SMRT-mediated co-shuttling enables export of class IIa HDACs independent of their CaM kinase phosphorylation sites

摘要

The Class IIa histone deacetylases (HDAC)4 and HDAC5 play a role in neuronal survival and behavioral adaptation in the CNS. Phosphorylation at 2/3 N-terminal sites promote their nuclear export. We investigated whether non-canonical signaling routes to Class IIa HDAC export exist because of their association with the co-repressor Silencing Mediator Of Retinoic And Thyroid Hormone Receptors (SMRT). We found that, while HDAC5 and HDAC4 mutants lacking their N-terminal phosphorylation sites (HDAC4MUT, HDAC5 MUT) are constitutively nuclear, co-expression with SMRT renders them exportable by signals that trigger SMRT export, such as synaptic activity, HDAC inhibition, and Brain Derived Neurotrophic Factor (BDNF) signaling. We found that SMRT's repression domain 3 (RD3) is critical for co-shuttling of HDAC5 MUT, consistent with the role for this domain in Class IIa HDAC association. In the context of BDNF signaling, we found that HDAC5WT, which was more cytoplasmic than HDAC5MUT, accumulated in the nucleus after BDNF treatment.

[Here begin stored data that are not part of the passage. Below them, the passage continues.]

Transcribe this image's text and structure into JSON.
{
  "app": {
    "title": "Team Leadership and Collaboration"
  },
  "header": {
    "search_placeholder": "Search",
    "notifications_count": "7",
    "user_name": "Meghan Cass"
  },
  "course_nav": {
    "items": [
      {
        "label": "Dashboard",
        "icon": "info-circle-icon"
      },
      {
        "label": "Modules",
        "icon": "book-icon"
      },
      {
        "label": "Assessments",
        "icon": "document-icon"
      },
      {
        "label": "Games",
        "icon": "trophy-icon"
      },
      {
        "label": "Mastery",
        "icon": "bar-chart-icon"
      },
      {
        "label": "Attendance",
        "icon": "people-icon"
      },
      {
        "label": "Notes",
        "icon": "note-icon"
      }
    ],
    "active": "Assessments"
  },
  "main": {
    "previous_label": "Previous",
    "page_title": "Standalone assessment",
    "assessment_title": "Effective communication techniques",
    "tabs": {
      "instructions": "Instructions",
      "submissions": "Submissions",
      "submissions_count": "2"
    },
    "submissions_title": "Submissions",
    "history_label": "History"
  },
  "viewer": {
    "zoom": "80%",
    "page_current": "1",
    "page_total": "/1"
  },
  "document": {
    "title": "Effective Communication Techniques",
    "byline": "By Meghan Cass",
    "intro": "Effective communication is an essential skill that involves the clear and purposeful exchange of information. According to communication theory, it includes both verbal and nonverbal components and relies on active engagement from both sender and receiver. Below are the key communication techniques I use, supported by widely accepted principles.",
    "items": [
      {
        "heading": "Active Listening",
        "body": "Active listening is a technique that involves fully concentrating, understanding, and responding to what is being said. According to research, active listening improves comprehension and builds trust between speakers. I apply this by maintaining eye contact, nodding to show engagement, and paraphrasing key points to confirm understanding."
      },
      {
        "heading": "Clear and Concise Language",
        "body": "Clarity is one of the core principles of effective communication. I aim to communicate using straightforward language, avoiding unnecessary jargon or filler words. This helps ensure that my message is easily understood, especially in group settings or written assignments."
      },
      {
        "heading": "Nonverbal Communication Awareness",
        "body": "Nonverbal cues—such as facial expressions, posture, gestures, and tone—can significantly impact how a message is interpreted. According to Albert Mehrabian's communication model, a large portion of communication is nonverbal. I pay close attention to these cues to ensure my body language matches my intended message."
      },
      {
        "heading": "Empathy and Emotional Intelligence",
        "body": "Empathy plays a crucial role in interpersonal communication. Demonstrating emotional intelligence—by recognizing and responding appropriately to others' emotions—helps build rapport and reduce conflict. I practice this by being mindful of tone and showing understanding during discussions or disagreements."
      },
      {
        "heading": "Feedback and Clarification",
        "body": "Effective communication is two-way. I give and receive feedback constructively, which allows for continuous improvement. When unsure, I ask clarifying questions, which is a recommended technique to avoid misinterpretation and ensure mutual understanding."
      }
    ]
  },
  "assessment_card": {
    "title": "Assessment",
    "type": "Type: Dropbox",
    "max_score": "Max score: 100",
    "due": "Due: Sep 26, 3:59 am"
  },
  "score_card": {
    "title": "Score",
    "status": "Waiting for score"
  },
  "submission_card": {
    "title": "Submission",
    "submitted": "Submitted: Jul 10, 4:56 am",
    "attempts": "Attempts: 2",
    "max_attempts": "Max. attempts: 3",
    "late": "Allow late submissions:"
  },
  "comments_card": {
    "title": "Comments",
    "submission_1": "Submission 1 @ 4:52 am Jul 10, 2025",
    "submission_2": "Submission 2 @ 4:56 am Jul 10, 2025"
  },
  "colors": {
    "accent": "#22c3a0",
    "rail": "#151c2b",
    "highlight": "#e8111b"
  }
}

However, co-expression of SMRT blocked BDNF-induced HDAC5WT import in a RD3-dependent manner. In effect, SMRT-mediated HDAC5WT export was opposing the BDNF-induced HDAC5 nuclear accumulation observed in SMRT's absence. Thus, SMRT's presence may render Class IIa HDACs exportable by a wider range of signals than those which simply promote direct phosphorylation. Nuclear export of repressors is an important mechanism of transcriptional regulation. Class IIa HDACs are known to exit the nucleus in Ca2+ dependent manner by CaM Kinase-dependent phosphorylation (a). Here we uncover, in cortical neurons, a novel mechanism of class IIa HDAC nuclear export which is independent of CaM Kinase-dependent phosphorylation, mediated by co-shuttling with co-repressor SMRT. SMRT's class IIa HDAC-interacting domain RD3 is key for co-shuttling (b). We go on to show that this finding is physiologically relevant in the BDNF signaling (c). We find that BDNF promotes the direct nuclear import of HDAC5, but the nuclear export of SMRT. The effect of SMRT-mediated HDAC5 co-shuttling means that the presence of SMRT effectively prevents BDNF-induced direct HDAC5 import. (a) Phospho-mutant forms of class IIa HDACs cannot be exported by Ca2+ signals. (b) SMRT renders phospho-mutant forms of HDACs exportable by Ca2+ signals. (c) SMRT-mediated HDAC5 export opposes BDNF-induced HDAC5 nuclear accumulation.